Coming off the final season of AMC’s brilliant drama series Breaking Bad, Bryan Cranston has already earned the respect and admiration of every critic and viewer out there. As chemistry teacher-turned-meth kingpin Walter White, Cranston commanded the small screen with shattering force and, throughout five wonderful seasons, developed one of the most complex antiheroes in television history. As that show concluded, fans mourned not only the loss of Breaking Bad as a whole but also Cranston’s incredible performance. Many questioned whether we’d ever see the actor as anything other than Walter White again.
So, it’s refreshing to see that in Cold Comes the Night, a tense and effective modern film-noir, the actor isn’t content to live off the sizable goodwill that Breaking Bad has afforded him. As near-blind Polish career criminal Topo, Cranston is an exceptionally strong antagonist, equal parts menacing and mysterious. Saddled with a thick accent, the actor can’t quite conjure up the same grandiose evil that made Walter White so memorable, so he smartly keeps things simple. Topo is a weary, aging professional in a business with one, brutal retirement option, but he’s not yet ready to give up the ghost. Cranston imbues Topo with enough sneering menace and chilling stillness to sell his character’s violent past – he’s downright volatile in one tense dining-room discussion – but the actor also communicates Topo’s wretchedness and quiet anger at his increasingly hopeless situation.
Though Cranston’s role in Cold Comes the Night will surely prove its best marketing angle, lead actress Alice Eve’s gripping performance and director Tze Chun’s moody atmosphere also do a lot to elevate the thriller above standard January fare.
As Chloe, the struggling single mother and reluctant owner of a dingy motel, Eve turns in a career-best performance, expertly capturing her character’s desperation and resilience. It’s a decidedly unglamorous turn, and certainly a far cry from her roles in films like Star Trek Into Darkness and She’s Out of My League, but Eve commits to it with a dramatic dexterity hitherto unseen from the actress. Whether she’s icily facing down Cranston’s Topo or tenderly caring for her young daughter (Ursula Parker), Eve commands every frame. If she can avoid being labeled a sex symbol and typecast as such, Cold Comes the Night indicates that the actress has a promising dramatic future.
For his part, Chun fully utilizes his dreary upstate New York setting to construct and maintain an eerie, suspenseful tone. Known for his vastly different but also excellent 2010 feature Children of Invention, the director treats Cold Comes the Night as a modern film-noir. Chloe’s motel is painted as a hole-in-the-wall pivot-point for the area’s citizens’ most immoral behaviors, while the other areas Chun explores also reek of squalor and decay. The underlying darkness of the film’s story is well-suited to its rural setting. Chun’s angles are mostly straightforward, though the director does employ a few well-integrated POV shots to properly communicate Topo’s diminishing sight.

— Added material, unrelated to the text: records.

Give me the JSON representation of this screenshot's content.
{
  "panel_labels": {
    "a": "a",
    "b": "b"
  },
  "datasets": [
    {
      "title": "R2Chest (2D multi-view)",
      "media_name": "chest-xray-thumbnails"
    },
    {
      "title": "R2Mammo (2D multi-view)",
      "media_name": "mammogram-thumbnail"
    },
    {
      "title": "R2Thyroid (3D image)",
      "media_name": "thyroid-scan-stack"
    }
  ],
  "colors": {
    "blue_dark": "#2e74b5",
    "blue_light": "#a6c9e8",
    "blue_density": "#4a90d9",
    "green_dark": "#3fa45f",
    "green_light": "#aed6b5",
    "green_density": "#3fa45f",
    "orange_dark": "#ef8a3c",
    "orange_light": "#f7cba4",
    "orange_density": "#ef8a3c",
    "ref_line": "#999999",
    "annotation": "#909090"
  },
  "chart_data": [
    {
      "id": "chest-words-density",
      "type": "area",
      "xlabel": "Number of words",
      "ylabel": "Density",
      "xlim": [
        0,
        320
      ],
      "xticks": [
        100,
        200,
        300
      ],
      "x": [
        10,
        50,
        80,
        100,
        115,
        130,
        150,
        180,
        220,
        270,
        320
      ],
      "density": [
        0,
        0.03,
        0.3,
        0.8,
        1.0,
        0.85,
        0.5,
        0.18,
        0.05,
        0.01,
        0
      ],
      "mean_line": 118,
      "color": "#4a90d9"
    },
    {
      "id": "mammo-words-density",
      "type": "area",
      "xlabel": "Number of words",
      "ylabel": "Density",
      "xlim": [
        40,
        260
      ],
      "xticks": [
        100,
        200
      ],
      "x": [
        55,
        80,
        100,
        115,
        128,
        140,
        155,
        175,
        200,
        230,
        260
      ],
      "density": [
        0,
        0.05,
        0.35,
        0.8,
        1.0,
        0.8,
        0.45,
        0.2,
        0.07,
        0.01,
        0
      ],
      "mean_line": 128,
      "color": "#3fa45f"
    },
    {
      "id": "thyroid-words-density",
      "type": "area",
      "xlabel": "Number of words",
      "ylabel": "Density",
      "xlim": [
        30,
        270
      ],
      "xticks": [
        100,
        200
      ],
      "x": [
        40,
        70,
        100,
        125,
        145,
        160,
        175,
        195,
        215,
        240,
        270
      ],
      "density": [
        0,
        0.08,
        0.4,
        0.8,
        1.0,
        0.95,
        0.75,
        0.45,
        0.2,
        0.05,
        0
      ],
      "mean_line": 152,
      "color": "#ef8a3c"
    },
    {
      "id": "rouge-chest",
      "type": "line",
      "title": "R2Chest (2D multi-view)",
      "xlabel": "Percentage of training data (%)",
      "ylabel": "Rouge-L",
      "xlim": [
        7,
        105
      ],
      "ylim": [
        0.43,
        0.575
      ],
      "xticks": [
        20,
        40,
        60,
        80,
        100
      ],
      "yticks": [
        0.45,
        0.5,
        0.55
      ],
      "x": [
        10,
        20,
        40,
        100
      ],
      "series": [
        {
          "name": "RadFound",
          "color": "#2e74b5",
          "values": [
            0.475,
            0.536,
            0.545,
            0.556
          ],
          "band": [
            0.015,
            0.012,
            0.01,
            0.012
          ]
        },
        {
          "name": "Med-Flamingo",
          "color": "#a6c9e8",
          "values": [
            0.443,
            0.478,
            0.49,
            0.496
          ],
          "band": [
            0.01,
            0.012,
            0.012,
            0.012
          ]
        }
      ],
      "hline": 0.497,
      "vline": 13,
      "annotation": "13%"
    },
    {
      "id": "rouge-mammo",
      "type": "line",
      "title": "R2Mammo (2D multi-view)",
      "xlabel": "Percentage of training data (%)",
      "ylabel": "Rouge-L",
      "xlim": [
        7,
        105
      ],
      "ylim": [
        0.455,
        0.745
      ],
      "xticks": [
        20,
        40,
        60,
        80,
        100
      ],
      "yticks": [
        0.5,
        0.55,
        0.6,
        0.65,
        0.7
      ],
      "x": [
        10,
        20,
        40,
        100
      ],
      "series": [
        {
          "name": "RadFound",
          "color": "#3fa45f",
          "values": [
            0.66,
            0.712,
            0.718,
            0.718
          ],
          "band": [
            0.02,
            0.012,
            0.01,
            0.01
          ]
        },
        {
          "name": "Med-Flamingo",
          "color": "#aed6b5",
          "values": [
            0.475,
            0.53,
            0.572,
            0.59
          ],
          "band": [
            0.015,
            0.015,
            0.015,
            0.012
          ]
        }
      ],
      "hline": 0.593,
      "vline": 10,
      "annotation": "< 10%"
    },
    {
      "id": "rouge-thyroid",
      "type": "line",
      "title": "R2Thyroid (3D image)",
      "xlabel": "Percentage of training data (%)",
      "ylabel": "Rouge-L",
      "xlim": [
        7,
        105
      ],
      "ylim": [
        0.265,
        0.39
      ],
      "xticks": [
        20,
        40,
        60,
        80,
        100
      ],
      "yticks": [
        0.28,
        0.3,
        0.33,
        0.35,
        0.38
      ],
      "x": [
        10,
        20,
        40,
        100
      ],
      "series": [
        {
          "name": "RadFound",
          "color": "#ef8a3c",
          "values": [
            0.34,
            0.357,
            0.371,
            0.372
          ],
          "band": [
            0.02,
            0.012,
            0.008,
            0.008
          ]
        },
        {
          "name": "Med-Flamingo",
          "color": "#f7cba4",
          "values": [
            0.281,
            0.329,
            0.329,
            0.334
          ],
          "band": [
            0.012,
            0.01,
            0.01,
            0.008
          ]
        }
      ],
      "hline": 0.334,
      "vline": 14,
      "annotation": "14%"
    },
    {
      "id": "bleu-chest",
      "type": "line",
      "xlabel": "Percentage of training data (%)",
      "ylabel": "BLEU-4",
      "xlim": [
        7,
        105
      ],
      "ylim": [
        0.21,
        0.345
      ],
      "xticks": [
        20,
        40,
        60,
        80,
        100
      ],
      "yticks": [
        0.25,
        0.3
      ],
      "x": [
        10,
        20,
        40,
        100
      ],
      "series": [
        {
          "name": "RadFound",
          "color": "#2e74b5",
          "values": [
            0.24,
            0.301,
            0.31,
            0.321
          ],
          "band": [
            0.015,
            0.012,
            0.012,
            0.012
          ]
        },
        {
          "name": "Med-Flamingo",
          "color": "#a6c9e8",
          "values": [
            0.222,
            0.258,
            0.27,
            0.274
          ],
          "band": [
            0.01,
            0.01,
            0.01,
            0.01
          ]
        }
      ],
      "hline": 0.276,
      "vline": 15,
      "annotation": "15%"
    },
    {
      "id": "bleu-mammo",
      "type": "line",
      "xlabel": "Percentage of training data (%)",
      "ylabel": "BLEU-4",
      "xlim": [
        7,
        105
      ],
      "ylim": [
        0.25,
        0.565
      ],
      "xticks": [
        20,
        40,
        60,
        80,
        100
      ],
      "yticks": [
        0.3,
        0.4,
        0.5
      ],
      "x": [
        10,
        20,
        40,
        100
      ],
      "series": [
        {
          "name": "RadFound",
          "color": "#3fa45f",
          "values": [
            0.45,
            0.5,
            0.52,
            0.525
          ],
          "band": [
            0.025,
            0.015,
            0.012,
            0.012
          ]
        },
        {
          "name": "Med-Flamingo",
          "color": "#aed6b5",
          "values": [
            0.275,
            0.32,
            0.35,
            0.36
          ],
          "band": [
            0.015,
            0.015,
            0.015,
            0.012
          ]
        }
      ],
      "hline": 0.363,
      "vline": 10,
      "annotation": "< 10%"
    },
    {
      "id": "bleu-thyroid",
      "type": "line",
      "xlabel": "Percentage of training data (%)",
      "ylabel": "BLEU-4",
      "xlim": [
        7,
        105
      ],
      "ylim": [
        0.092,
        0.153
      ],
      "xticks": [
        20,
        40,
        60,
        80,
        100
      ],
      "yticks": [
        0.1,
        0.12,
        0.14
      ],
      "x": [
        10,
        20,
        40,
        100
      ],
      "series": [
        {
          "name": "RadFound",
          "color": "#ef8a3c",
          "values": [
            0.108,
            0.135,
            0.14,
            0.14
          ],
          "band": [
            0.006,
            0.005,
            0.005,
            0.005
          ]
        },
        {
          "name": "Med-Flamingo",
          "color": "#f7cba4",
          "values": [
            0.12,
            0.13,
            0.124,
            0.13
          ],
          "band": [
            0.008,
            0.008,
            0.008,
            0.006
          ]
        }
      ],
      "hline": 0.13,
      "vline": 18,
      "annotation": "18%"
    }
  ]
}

When Topo comes to Chloe’s motel and takes her and her daughter hostage in an attempt to reclaim a cash package from crooked cop Billy (Logan Marshall-Green, intense and convincing despite being resigned to just a few scenes by the film’s compact nature), he unleashes a series of events so brutal and chaotic that the criminal eventually can’t maintain even the pretense of control. The film’s surprisingly smart script finds a truth to its characters and their interactions, though Cold Comes the Night certainly doesn’t try to reinvent the wheel. The film doesn’t traverse any unfamiliar territory but, despite that fact, great performances and deft execution make it an entertaining ride. Cold Comes the Night also earns points for not outstaying its welcome; at less than an hour and a half, it relays its story efficiently and commits to a logical flow of events, abstaining from any pointless frills.
The grand tragedies of Breaking Bad are nowhere to be found in Cold Comes the Night, and Cranston adjusts his performance accordingly, so any fans of that show hoping to find further awards-worthy brilliance from the actor may be dissatisfied with Cold Comes the Night. However, noir fans in search of a temporary fix will likely find a lot to like in the film.
Though it never attempts to defy convention, Cold Comes the Night is strikingly well-acted and evocatively shot. In a cinematic landscape cluttered with overly ambitious, pretentious thrillers masquerading as thoughtful works of art, it’s refreshing to find a movie with such clarity of purpose. Chun’s dark, moody thriller aims to entertain, and it does just that, nothing more, nothing less.
A tense and effective modern film-noir, Cold Comes the Night boasts great performances and skillful direction, both of which allow it to succeed as a compelling, compact thriller.